Рейтинг
Порталус

Рецензии. РЕЦ. НА: П. НЕВАЛАЙНЕН. ИЗГОИ. РОССИЙСКИЕ БЕЖЕНЦЫ В ФИНЛЯНДИИ (1917 - 1939)

Дата публикации: 01 декабря 2019
Автор(ы): Н. В. ШЛЫГИНА
Публикатор: Научная библиотека Порталус
Рубрика: СЕМЬЯ, ДОМ, ЛАЙФСТАЙЛ
Номер публикации: №1575197411


Н. В. ШЛЫГИНА, (c)

СПб., 2003. 386 с. Пер. с фин. Майю Леппя.

Работа известного финляндского историка Пекки Невалайнена, опубликованная на русском языке под названием "Изгои", представляет сокращенный перевод его труда, опубликованного в Финляндии в 1999 г.1 , и посвящена мало исследованной проблеме - судьбам эмигрантов из России в Финляндии начиная с послереволюционного периода и вплоть до начала советско-финляндской войны 1939 г. Разумеется, на фактических материалах, которые содержатся в работе, остановиться можно лишь избирательно, но некоторые из них мы все же приведем, поскольку они до сих пор оставались неизвестными.

К числу таких сведений относится численность беженцев с учетом их этнического состава. До революции в Финляндии насчитывалось примерно 18 тыс. русских, из которых около трети имели финляндское гражданство, остальные были российскими подданными - в их число входили служащие царской администрации, промышленники, купцы и др. Сразу после октябрьских событий в Финляндию начался массовый наплыв беженцев: это были политические эмигранты, участники различных провалившихся антисоветских восстаний и вооруженных походов: финляндского олонецкого похода, остатки армии "Северного правительства" и шедшего на Петроград Северо-Ингерманландского полка, участники восстаний в Кронштадте и в Олонце (1922 г.). Вместе с ними уходили и поддерживавшие их местные жители - причем в некоторых случаях целыми семьями со всем скарбом и домашним скотом. За период 1919 - 1922 гг. в страну прибыло до 42 тыс. беженцев. В дальнейшем через границу пробирались лишь одиночки - с 1923 по 1939 гг. менее 2 тыс. человек (см. табл. на с. 36).

Рассматривая социальный состав эмигрантов, Невалайнен справедливо отмечает, что в литературе заметна тенденция представлять эмигрантов из России в основном как представителей привилегированных сословий, тогда как простой люд остается зачастую вне поля зрения.

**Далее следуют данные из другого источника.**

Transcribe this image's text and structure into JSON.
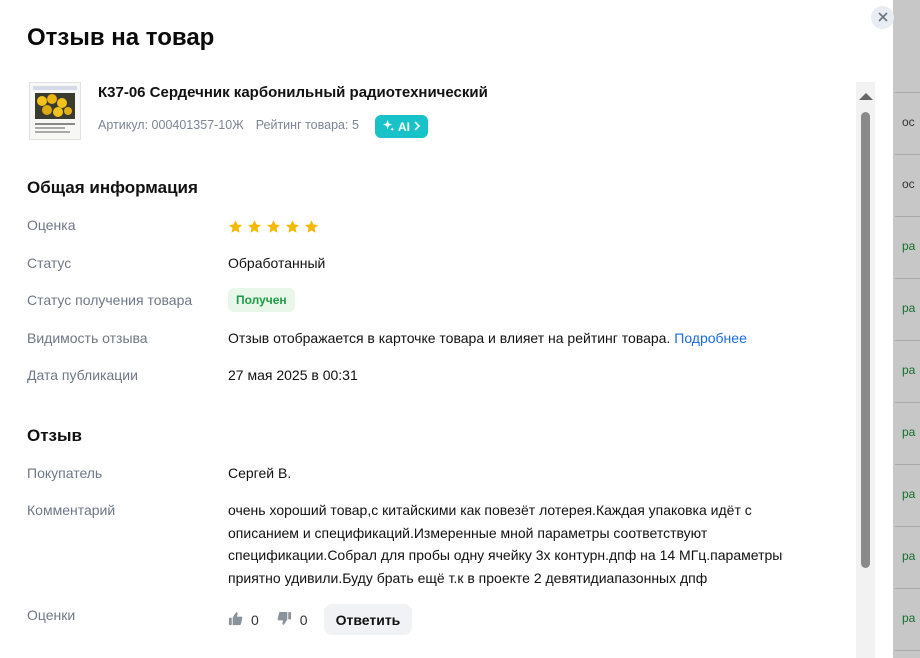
{
  "background": {
    "cells": [
      {
        "text": "ос",
        "tone": "grey"
      },
      {
        "text": "ос",
        "tone": "grey"
      },
      {
        "text": "ра",
        "tone": "green"
      },
      {
        "text": "ра",
        "tone": "green"
      },
      {
        "text": "ра",
        "tone": "green"
      },
      {
        "text": "ра",
        "tone": "green"
      },
      {
        "text": "ра",
        "tone": "green"
      },
      {
        "text": "ра",
        "tone": "green"
      },
      {
        "text": "ра",
        "tone": "green"
      }
    ]
  },
  "modal": {
    "title": "Отзыв на товар",
    "close_icon": "close-icon"
  },
  "product": {
    "name": "К37-06 Сердечник карбонильный радиотехнический",
    "article": "Артикул: 000401357-10Ж",
    "rating": "Рейтинг товара: 5",
    "ai_badge": "AI",
    "ai_icon": "sparkle-icon"
  },
  "general": {
    "title": "Общая информация",
    "rating_label": "Оценка",
    "rating_value": 5,
    "rating_max": 5,
    "status_label": "Статус",
    "status_value": "Обработанный",
    "receipt_label": "Статус получения товара",
    "receipt_value": "Получен",
    "visibility_label": "Видимость отзыва",
    "visibility_value": "Отзыв отображается в карточке товара и влияет на рейтинг товара.",
    "visibility_link": "Подробнее",
    "date_label": "Дата публикации",
    "date_value": "27 мая 2025 в 00:31"
  },
  "review": {
    "title": "Отзыв",
    "buyer_label": "Покупатель",
    "buyer_value": "Сергей В.",
    "comment_label": "Комментарий",
    "comment_value": "очень хороший товар,с китайскими как повезёт лотерея.Каждая упаковка идёт с описанием и спецификаций.Измеренные мной параметры соответствуют спецификации.Собрал для пробы одну ячейку 3х контурн.дпф на 14 МГц.параметры приятно удивили.Буду брать ещё т.к в проекте 2 девятидиапазонных дпф",
    "votes_label": "Оценки",
    "likes": "0",
    "dislikes": "0",
    "reply_button": "Ответить"
  },
  "colors": {
    "star": "#f5b800",
    "ai_badge": "#17c2c9",
    "received_text": "#1e9a43",
    "link": "#1a6be0"
  }
}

В Финляндии среди эмигрантов из высших слоев общества быстро выделилась группа "транзитников", которые сразу или через год-два уезжали в третьи страны. Тем не менее именно среди оставшихся в стране русских эмигрантов было немало образованных людей, что отражалось на политической и культурной жизни русскоязычного населения (с. 1 и сл). Наряду с этим финляндские источники содержат богатые сведения и об эмигрантах из числа крестьян, ремесленников и других представителей "простого народа".

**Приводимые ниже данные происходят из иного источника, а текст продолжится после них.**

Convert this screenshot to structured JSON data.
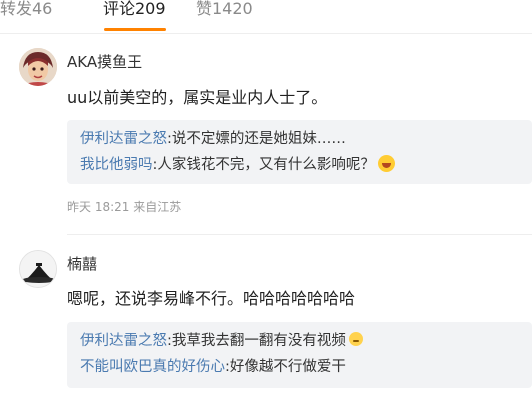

Весьма существенным вопросом при изучении положения беженцев в Финляндии был этнический состав. Их делили на 2 группы: русских (к ним причисляли формально и некоторых других переселенцев из России, например, грузин) и "соплеменников", то есть ингерманландских финнов и карелов2 . При этом все "соплеменники" априори рассматривались как если не единая, то во всяком случае однородная группа (с. 41). Как отмечает автор, это не соответствовало реалиям: относительно целостную группу представляли только ингерманландские финны, в то время как карелы подразделялись на беломорских и олонецких, которые существенно отличались по диалектам и традиционной культуре, в том числе и по жизнеобеспечивающим занятиям.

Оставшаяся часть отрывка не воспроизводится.